Hi Sarah,
On 05/10/10 08:20, Sarah Jelinek wrote:
Hi Ethan,
My responses inline...
On 05/ 7/10 06:22 PM, Ethan Quach wrote:
Sarah,
Thanks for reviewing. Comments, in-line.
On 05/04/10 12:28, Sarah Jelinek wrote:
Hi Ethan,
My comments below. I tried not to repeat others comments.
Section 3
-You mentioned earlier in the document:
"As we flush out the requirements for replication, this
may also be a desired form of input so as to be able to capture into a
replication archive, some abstract level of disk layout
configuration that
needs to be deployed with the replication archive."
In the requirements you state this must be usable for AI(basically).
I know
that the design for this is for AI, but could a requirement be that
this
could provide a general purpose client derivation mechanism? I ask
because it
seems to me that we could derive a manifest to include in the
archive, or at
least specify the abstraction for example the disk layout, in the
replication archive. If this were the case, the requirement wouldn't be
restricted to usable with the automated installer in any of its use
environments.
But wouldn't the archive specification be elements of the manifest
that AI consumes? If so, it'd seem that the general statement that
it be usable with the automated installer covers that. If you're
thinking
that the replication case not be used with AI as the installer, then
yeah I'd agree, but I didn't think that was the case, or at least we
didn't know that yet.
Yes, the plan is to have the archive specification be an element of
the manifest that AI consumes. Although, if we can use a script as the
manifest during server setup, we could easily extend this to be an
archive as the manifest 'source' on service setup. In that case, we
could embed a manifest that we derived from the running system in the
archive, which the AI client would then use to fulfill the install
request, while utilizing the actual archive source bits to install.
That might not work very well. There's likely not going to be enough
room in the AI environment to hold a big archive file.

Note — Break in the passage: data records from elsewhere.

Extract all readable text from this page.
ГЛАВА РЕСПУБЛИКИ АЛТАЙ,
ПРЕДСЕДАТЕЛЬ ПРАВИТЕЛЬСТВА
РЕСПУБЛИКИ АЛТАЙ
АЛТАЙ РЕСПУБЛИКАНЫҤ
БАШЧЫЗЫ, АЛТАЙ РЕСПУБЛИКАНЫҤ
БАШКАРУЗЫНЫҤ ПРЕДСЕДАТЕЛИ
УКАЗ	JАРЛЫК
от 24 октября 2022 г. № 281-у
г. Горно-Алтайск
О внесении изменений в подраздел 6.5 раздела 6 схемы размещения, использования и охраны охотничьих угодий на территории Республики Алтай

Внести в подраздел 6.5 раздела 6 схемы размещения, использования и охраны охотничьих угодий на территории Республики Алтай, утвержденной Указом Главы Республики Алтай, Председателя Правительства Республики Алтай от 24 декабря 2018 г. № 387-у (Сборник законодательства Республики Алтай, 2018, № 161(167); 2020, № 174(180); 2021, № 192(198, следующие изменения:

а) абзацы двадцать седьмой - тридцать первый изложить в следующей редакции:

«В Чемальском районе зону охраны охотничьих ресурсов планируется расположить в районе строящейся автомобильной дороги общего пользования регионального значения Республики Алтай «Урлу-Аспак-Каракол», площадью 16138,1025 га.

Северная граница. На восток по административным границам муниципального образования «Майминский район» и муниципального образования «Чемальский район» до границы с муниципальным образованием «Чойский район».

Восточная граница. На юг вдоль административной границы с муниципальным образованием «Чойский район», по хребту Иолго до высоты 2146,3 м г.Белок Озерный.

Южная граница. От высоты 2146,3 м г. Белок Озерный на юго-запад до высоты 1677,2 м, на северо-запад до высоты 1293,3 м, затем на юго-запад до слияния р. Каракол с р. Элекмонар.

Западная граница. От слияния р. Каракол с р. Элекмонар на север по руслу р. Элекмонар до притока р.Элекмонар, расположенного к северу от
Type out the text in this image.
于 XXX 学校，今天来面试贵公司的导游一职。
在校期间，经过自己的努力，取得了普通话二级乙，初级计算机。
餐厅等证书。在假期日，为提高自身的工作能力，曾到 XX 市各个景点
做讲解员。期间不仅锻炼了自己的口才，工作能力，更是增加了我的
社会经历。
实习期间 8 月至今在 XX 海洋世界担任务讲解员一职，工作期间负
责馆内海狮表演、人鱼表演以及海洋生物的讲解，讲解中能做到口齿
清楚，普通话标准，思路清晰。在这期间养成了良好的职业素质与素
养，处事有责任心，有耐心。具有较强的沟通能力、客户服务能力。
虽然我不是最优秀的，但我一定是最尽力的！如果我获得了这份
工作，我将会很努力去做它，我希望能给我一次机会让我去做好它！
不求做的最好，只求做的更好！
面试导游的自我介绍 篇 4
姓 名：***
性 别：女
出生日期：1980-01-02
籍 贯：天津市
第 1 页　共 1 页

It seems to me if this can run on a client for AI, it could be
extended to run on a live client, a user could run the scripts, gather
the info, create a manifest, archive up the bits, and create the full
archive. This isn't a priority for this project now, but I am looking
at ways to get a replication mechanism going and this might be helpful
to that.
In the above, it sounds like what's being built is an archive with
the manifest used to deploy it contained within it? I'm not seeing
how the AI client run derived manifests mechanism plays in there.
Perhaps we can talk about this some more so that I get a better
understanding.
Section 5.2.3: Derived Manifest Module
-You mention copying the resultant manifest file to the system. This
might conflict with the manifest file we are going to generate from
the run of AI. Why do we need to copy this manifest over since we
will generate one automatically, which will likely have more element
values specified?
It gives a record of what the script produced, so I think it'd be
useful to store that. And we can use a different name for the
files really.
I think we need to store these as different names.
OK.
Section 5.2.7
-I assume that the users are not limited to these environment variables
in terms of system discovery? They can 'read' pretty much anything they
want, right?
Yes. If we were to limit them to only these env variables, we
wouldn't be running this script on the client at all.
This isn't clear in the document. At least to me :-).
OK. I make sure to clarify that when I update the document.
Section 5.3.2
-If the user doesn't specify a default manifest, does the client
fail if it
can't match any criteria? I assume there isn't a 'default' default
manifest.
That's a good question, and I don't quite have an answer yet.
Today, the install service is always has a default manifest, partly
because it is sorta baked in, and partly because we wanted to
make the initial setup case really easy. But I suppose there's no
real reason why an install service has to always have a default.
(For example, if the user wanted to explicitly set a service up
that way.) I need to think about this some ... would like to hear
thoughts from others on this as well.
It seems that a service could be setup without a default, based on the
new proposal for criteria and default manifest setting.
Not necessarily. The proposal specifies how a default manifest
for a service can be changed, but doesn't say the manifest currently
set as the default can be removed.
I think that if a service doesn't have a default manifest and the
criteria doesn't match to a manifest, then the client should fail.
Because we can't assume anything about what the user wants to do.
Agreed on this behavior, if we were to go this route. However, changing
whether or not an install service must always have a default manifest
seems to be orthogonal to this project, so I am going to leave the current
behavior as is. So I am going to update the document to be clear and note
that
The manifest currently set as the default cannot be removed from
an install service. One must set the default to be some other manifest
first before being able to remove that one.
-ethan
sarah
****
thanks,
-ethan
thanks,
sarah
*****
On 04/23/10 08:47 PM, Ethan Quach wrote:
I have posted a revision to the derived manifest design.
(I've removed the pieces about an interactive manifest CLI on
the server side, as that needs to be a separate design.)
http://hub.opensolaris.org/bin/download/Project+caiman/DerivedManifests/DerivedManifestsDesignSpec.pdf
Please review. Comments appreciated.